Hymn of the Week, a Lenten Journey: March 7, 2022

Hymn of the Week: There Is a Place of Quiet Rest
Glory to God: #824

The devotion has been reprinted with permission of the author, James C. Howell, from his book entitled: Unrevealed Until Its Season: a Lenten Journey with Hymns.

Published by Upper Room Books 2021.

The book can be found here: https://upperroombooks.com/

Near to the Heart of God

Text and Music Cleland Boyd McAfee 1901

There is a place of quiet rest,
near to the heart of God,
a place where sin cannot molest,
near to the heart of God.

O Jesus, blest Redeemer,
sent from the heart of God,
hold us, who wait before thee,
near to the heart of God.

There is a place of comfort sweet,
near to the heart of God,
a place where we our Savior meet,
near to the heart of God. 

O Jesus, blest Redeemer,
sent from the heart of God,
hold us, who wait before thee,
near to the heart of God.

There is a place of full release,
near to the heart of God,
a place where all is joy and peace,
near to the heart of God. 

O Jesus, blest Redeemer,
sent from the heart of God,
hold us, who wait before thee,
near to the heart of God.

 

A Place of Quiet Rest

What is God’s greatest achievement, the truest indication of the magnificence of God? It is that God – instead of being merely omnipotent (merely omnipotent?), omniscient, omnipresent, infinite, ineffable, and transcendent – is primarily tender, present, closer than the breath you just drew, feeling the beating of your heart, loving you personally more than you love yourself or anybody else.

One of the hymns my grandmother sang while doing her chores or cooking dinner was “Near to the Heart of God.” Picture this: The God who had the power to create the universe, with galaxies and nebulae and black holes, not to mention the peaks of the Alps and the depths of the oceans, was on intimate terms with a short, aging woman from nowhere in particular. No matter the circumstance, she knew what the Bible’s poet declared: “For me, it is good to be near God” (Psalm 73:28).

“There is a place of quiet rest, near to the heart of God.” Where is this place? In my heart, of course. But you probably also need an actual place of quiet rest. Jesus spoke of shutting the door of your closet and praying in there (see Matthew 6:6). When I was a boy, there was a huge rock in the woods behind our house. I used to climb to the top and just sit there daydreaming. I wasn’t trying to practice Sabbath

or being still and knowing God was God (see Psalm 46:10). But I believe God was luring me there, preparing me to be someone who would always yearn for a place of quiet rest near to the heart of God.

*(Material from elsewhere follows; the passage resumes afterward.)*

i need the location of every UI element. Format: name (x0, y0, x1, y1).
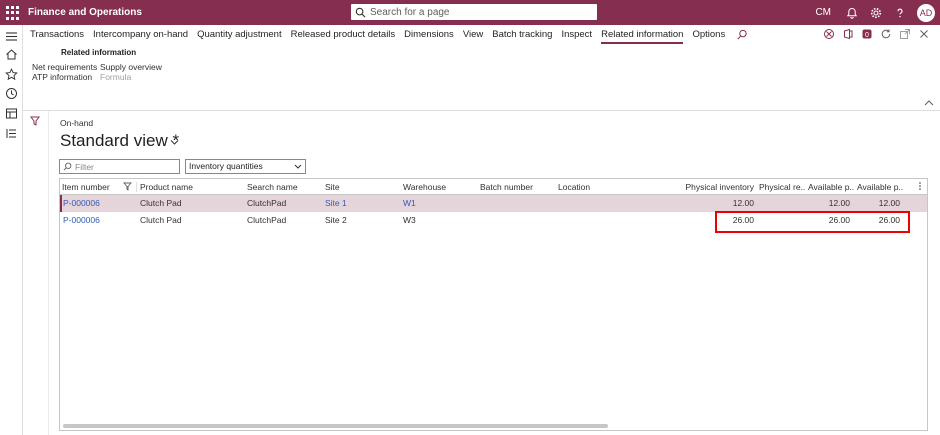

We all yearn for quiet, and yet we harbor a fear of silence. The quiet feels like loneliness. I can’t dodge my self-doubts and worries when it's quiet. The hymn says this quiet rest is “a place where sin cannot molest.” Yet that’s exactly what I’m afraid of! The darkness might jump me in the quiet. But in reality, it jumps me when I’m rushing around.

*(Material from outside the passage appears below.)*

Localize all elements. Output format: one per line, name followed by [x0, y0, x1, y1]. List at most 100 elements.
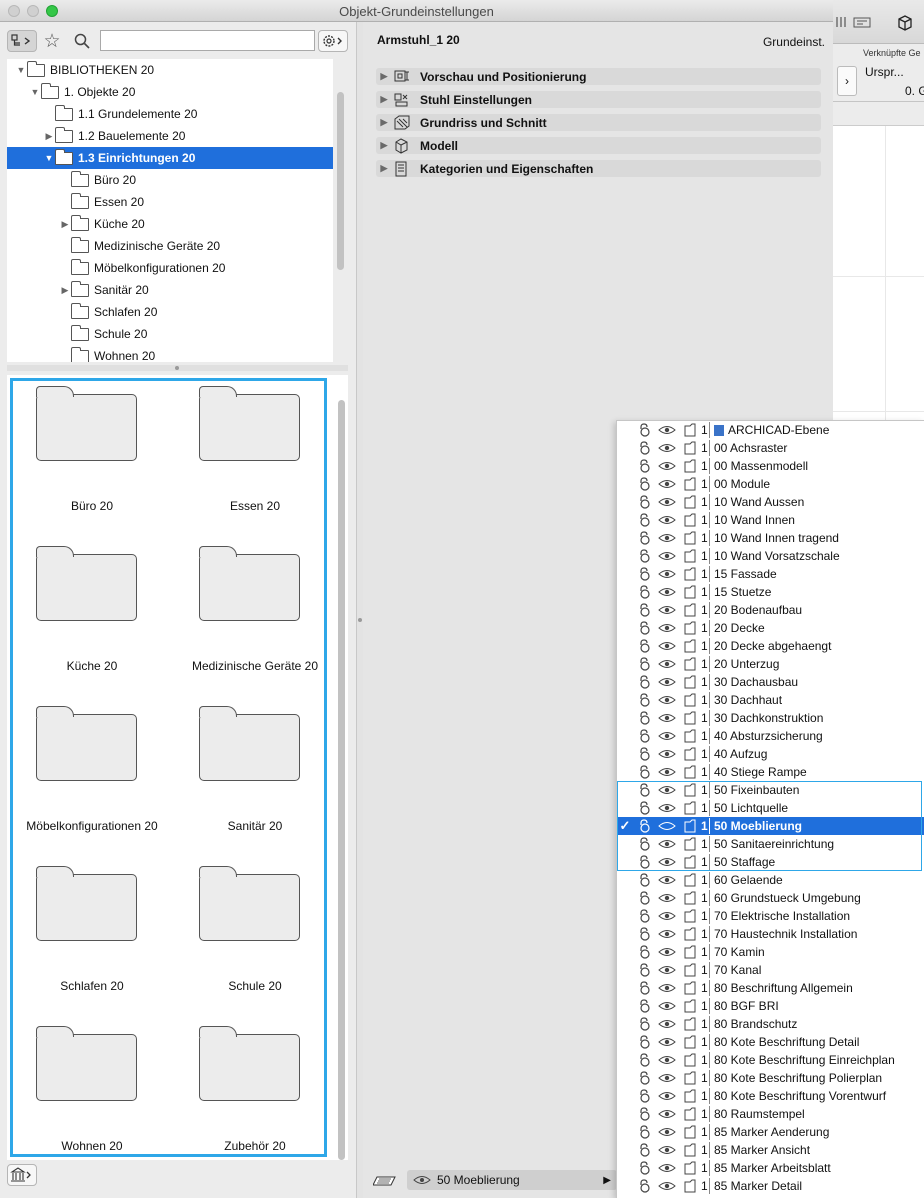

The spiritual life is learning the delights of solitude, which isn’t loneliness but resting in and with God. It’s not taking a nap or getting away for a vacation. It’s not doing nothing; it is being. You probably need a dedicated place. You certainly will need to shut off your gadgets. The single greatest peril to the dream of a prayerful life is that we are always available for a text, a call, or an email. But if you’re always available, then you’re never available to God or to other people. We must find a way to visit Sabbath, to be still and know that God is God, to take a seat in the term Abraham Heschel used to describe the Sabbath: a “cathedral” of time.

“Hold us who wait before thee near to the heart of God.” How often does the Bible invite us to wait on the Lord? We don’t like to wait in line, in a waiting room, or for a diagnosis. It’s the loss of control. And yet, the one we are waiting on is our Lord. So instead of flitting away, we ask him to hold us. Please. We can be held. We can trust.

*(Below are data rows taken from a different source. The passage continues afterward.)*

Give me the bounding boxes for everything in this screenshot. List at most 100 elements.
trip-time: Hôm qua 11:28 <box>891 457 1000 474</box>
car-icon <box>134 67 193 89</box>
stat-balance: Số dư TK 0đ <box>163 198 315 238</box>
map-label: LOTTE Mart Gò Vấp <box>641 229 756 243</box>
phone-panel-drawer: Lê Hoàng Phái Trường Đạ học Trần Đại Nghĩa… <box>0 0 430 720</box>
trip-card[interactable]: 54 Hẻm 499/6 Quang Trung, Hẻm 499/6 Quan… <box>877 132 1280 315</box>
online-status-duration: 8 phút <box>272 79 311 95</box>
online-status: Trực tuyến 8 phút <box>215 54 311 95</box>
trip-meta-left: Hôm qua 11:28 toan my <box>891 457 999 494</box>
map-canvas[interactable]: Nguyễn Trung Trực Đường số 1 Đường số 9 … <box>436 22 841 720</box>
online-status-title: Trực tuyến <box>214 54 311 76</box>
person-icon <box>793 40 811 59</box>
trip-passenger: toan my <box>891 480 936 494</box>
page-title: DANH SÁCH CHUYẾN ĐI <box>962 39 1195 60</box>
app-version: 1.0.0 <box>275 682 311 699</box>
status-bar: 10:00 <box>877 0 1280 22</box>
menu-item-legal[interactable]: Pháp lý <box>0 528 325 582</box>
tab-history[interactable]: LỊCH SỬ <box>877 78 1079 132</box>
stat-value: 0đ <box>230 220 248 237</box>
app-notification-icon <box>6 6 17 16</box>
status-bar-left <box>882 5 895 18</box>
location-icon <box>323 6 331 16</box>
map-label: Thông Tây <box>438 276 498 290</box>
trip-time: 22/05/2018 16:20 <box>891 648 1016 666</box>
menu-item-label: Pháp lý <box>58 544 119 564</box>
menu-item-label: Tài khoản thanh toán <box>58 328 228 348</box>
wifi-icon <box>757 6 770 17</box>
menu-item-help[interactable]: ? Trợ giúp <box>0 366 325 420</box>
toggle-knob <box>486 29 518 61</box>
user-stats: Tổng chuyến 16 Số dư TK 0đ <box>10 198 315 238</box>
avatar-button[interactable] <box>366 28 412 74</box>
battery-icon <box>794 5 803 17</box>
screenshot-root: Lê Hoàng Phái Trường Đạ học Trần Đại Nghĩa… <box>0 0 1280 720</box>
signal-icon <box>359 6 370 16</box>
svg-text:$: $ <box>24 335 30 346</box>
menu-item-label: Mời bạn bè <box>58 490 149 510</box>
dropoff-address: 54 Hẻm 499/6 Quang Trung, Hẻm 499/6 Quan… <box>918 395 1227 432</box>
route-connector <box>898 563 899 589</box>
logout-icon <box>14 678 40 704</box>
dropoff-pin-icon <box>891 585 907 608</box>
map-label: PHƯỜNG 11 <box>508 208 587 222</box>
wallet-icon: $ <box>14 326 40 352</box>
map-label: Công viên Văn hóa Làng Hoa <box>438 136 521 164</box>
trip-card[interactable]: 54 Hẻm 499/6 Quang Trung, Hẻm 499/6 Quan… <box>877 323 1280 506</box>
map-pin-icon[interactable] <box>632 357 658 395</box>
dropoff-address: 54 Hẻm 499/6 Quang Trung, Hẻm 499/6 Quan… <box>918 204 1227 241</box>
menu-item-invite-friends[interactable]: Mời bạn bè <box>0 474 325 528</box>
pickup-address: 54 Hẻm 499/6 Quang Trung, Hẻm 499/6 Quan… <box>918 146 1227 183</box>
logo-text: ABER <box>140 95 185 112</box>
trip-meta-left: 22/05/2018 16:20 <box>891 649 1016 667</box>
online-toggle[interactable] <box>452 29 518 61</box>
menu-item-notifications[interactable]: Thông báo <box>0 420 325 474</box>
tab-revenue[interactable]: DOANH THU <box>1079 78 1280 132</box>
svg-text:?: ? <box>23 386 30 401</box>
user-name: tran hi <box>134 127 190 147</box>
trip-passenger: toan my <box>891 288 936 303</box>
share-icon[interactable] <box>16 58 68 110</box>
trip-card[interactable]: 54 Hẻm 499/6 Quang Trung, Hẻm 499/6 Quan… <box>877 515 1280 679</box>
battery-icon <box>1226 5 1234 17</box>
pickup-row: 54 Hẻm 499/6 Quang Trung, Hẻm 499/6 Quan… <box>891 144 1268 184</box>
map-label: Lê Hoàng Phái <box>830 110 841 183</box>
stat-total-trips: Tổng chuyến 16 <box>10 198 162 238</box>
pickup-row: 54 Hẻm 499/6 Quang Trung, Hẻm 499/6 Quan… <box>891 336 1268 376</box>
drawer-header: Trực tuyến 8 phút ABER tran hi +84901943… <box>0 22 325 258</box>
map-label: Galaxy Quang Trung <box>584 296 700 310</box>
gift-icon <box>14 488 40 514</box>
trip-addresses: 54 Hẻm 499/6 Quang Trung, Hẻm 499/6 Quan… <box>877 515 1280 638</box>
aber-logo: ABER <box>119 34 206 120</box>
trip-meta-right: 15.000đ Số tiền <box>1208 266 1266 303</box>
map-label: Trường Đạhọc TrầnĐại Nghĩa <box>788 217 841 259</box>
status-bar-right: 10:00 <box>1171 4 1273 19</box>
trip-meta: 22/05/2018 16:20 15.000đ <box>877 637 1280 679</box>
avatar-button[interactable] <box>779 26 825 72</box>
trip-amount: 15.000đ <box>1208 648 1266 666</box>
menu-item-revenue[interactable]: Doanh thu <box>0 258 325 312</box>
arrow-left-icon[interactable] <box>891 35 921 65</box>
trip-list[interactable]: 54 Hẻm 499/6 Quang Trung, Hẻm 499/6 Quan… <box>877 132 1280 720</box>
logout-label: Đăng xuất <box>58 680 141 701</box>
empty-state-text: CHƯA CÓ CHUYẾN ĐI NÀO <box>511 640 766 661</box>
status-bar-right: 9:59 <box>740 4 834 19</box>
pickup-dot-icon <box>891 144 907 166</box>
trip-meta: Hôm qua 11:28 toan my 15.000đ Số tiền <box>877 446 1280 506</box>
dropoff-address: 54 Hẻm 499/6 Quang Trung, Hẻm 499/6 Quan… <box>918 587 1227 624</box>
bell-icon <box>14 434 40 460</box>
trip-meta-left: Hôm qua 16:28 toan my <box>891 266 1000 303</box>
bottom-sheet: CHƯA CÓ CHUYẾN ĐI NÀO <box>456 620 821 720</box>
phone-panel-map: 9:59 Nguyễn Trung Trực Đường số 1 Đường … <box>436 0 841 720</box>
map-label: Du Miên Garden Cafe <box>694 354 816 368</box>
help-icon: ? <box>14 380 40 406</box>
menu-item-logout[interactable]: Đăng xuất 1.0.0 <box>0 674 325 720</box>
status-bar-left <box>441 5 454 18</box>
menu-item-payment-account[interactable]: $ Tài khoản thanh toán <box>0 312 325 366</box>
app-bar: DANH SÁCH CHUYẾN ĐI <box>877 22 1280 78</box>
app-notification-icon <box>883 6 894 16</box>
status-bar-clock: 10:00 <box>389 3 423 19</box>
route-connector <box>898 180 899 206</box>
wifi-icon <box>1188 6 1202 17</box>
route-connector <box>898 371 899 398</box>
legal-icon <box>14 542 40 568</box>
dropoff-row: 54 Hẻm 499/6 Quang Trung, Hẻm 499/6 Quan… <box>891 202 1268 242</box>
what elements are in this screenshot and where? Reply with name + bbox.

My mother-in-law used to speak of her morning prayer as her “lap time,” imagining that she would curl up in her heavenly Father’s lap, not to ask for favors, but simply to be, to feel the love.

Brian Doyle recalled when his sons would fall asleep on their pew during worship. He thought of this as “sheer simple mammalian affection, the wordless pleasure of leaning against someone you love and trust.” After they were grown and had leaned away from parents and church, he asked them to sit with him once more in worship as he was dying of cancer. Those little boys were now strong, and in his weakened state, he was the one leaning on them.

This leaning, this wordless pleasure, reminds us of our life with God. It is one of the ways God is close to us. I leaned more than once on my grandmother, the one who sang “There is a place of quiet rest, near to the heart of God.” Our hearts beating together, as close to God’s heart as you can get on this earth. “A place of comfort sweet . . .a place where all is joy and peace, near to the heart of God.”

Abraham Joshua Heschel, The Sabbath: It's Meaning for Modern Man (New York: Farrar, Straus and Giroux, 1951), 8.

Brian Doyle, One Long River of Song: Notes on Wonder (New York: Little, Brown, 2019), 239.